After nearly three years of forbearance borrowers brace themselves to resume federal student loan payments in October. Consumers burdened with student loans typically face average monthly repayments of approximately $400. This could create a headwind of up to $6 billion per month, potentially reducing discretionary consumer spending by 1% to 2%. We expect a substantial portion of this headwind to be absorbed by luxury-oriented, discretionary purchases in the soft goods category, including clothing and footwear brands. Meanwhile, hard goods such as furniture and appliances, due to their durability and essential functionality, are less likely to be impacted. Therefore, under the current market conditions, hard goods retailers like Home Depot and Lowe's are better positioned to outperform the sector. For instance, around 100,000 appliances break down daily which require replacements. Additionally, in the medium term, two key catalysts could further boost the home improvement sector: 1) Approximately 50% of US homes are over 41 years old, marking the highest level since World War II. 2) Home equity levels are at record highs, and with house prices appreciating, homeowners are likely to invest more in home improvements. As per Education Data Initiative, nearly half of the people that have or had student loans had already delayed their home purchase before buying. Although borrowers aged between 30 and 44 years are responsible for ~49% of the national student loan debt, they constitute only about 22% of the total homeowners in the US. Therefore, these factors could further fuel spending within the housing and home improvement sector.

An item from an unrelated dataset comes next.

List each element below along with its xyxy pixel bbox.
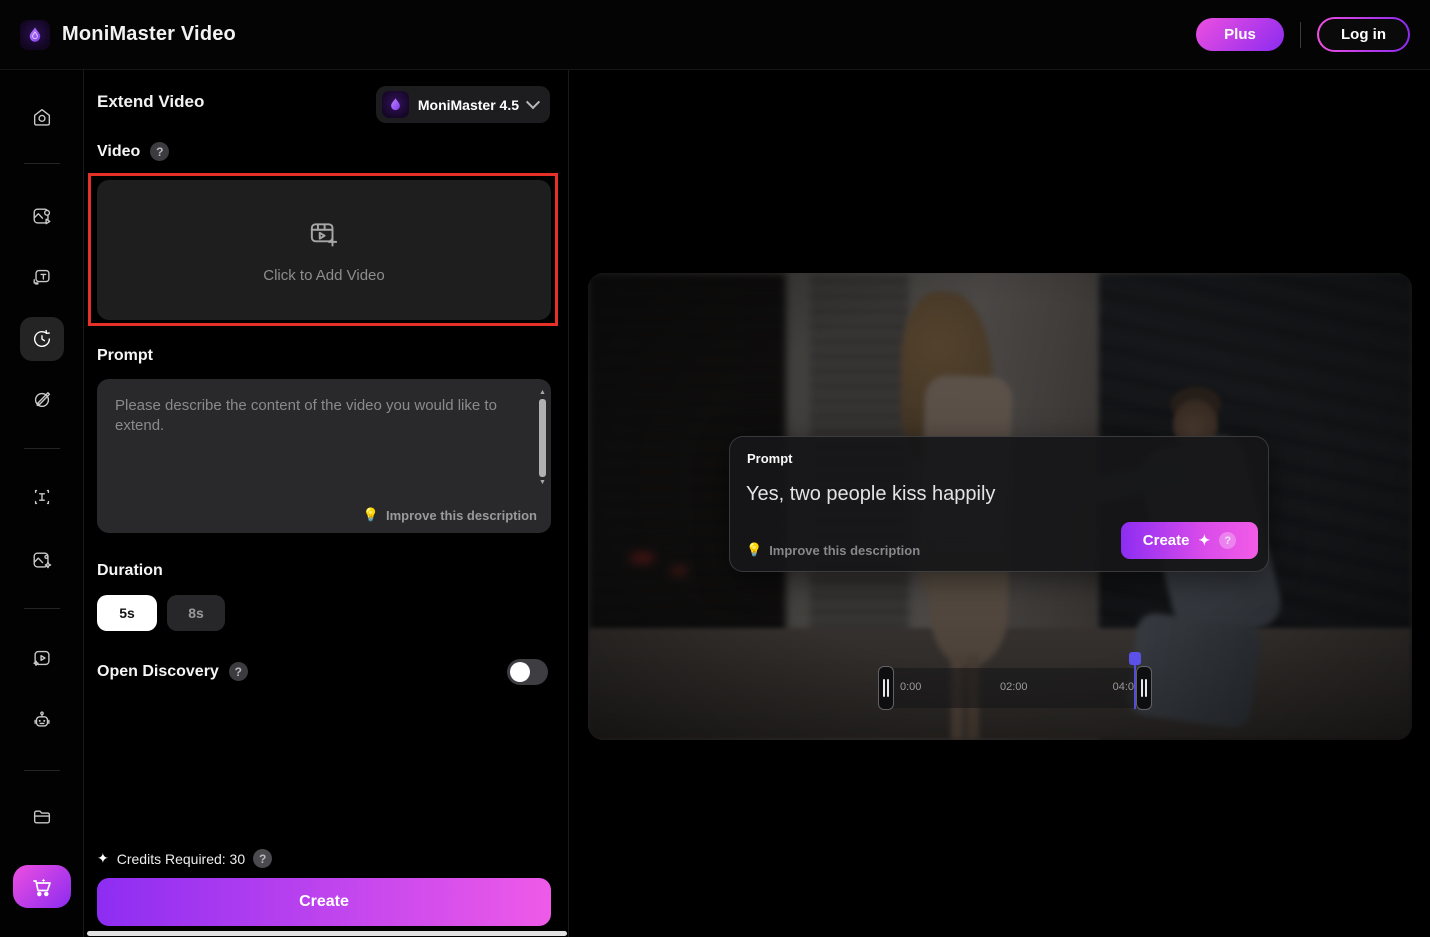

The high-quality companies that we select to invest in have forward-thinking management teams and are well-situated to capitalize on the increased velocity of innovation that AI will bring to the economy. Additionally, they have significant cash reserves and easy access to credit, allowing them to invest organically in operations and take advantage during recessionary periods to capture additional market share. The likelihood of a potential recession and hiking cycle reversal should make quality dividend growers more attractive relative to other options.